We add blocks untill the 5% of elements with lowest PSMI have varied of
less than 5% between the current step and the one with half as many blocks.

[1] Shelvia Wongso et al. Pointwise Sliced Mutual Information for Neural
Network Explainability. IEEE International Symposium on Information
Theory (ISIT). 2023. DOI: 10.1109/ISIT54713.2023.10207010

## Contributing

You are welcome to submit pull requests! Please use pre-commit to correctly format your code:

```bash
pip install -r .github/dev-requirements.txt
pre-commit install
```

Please test your code:

```bash
pytest
```

## License and Copyright

Copyright 2024-present Laboratoire d'Informatique de Polytechnique. This project is licensed under the GNU Lesser General Public License v3.0. See the LICENSE file for details.

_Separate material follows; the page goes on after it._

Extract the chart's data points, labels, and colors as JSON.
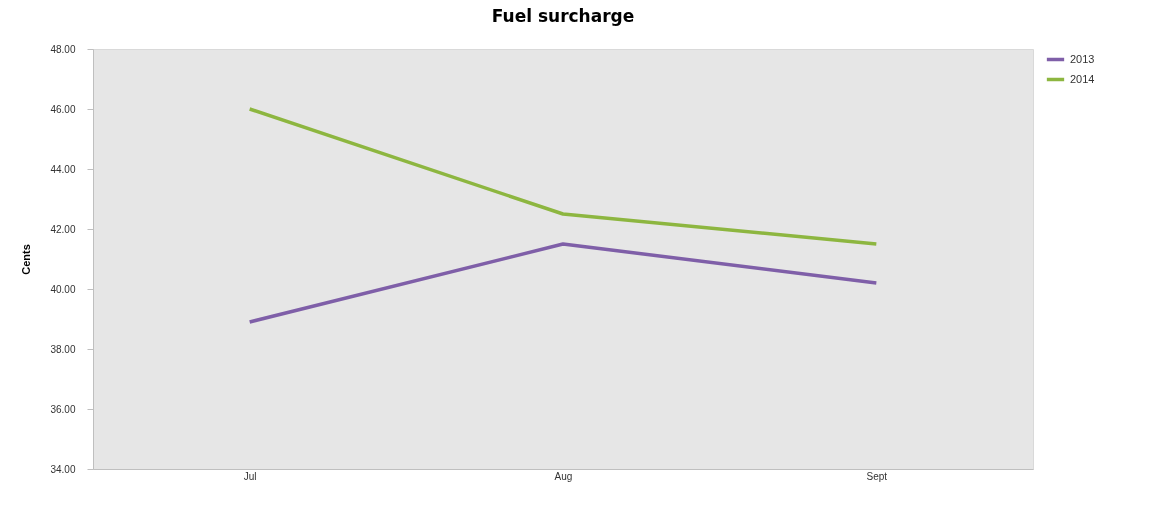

Please cite this work as follows:

```bibtex
@misc{dentan_predicting_2024,
	title = {Predicting and analysing memorization within fine-tuned Large Language Models},
	url = {https://arxiv.org/abs/2409.18858},
	author = {Dentan, Jérémie and Buscaldi, Davide and Shabou, Aymen and Vanier, Sonia},
	month = sep,
	year = {2024},
}
```

## Acknowldgements

This work received financial support from Crédit Agricole SA through the research chair ”Trustworthy and responsible AI” with École Polytechnique.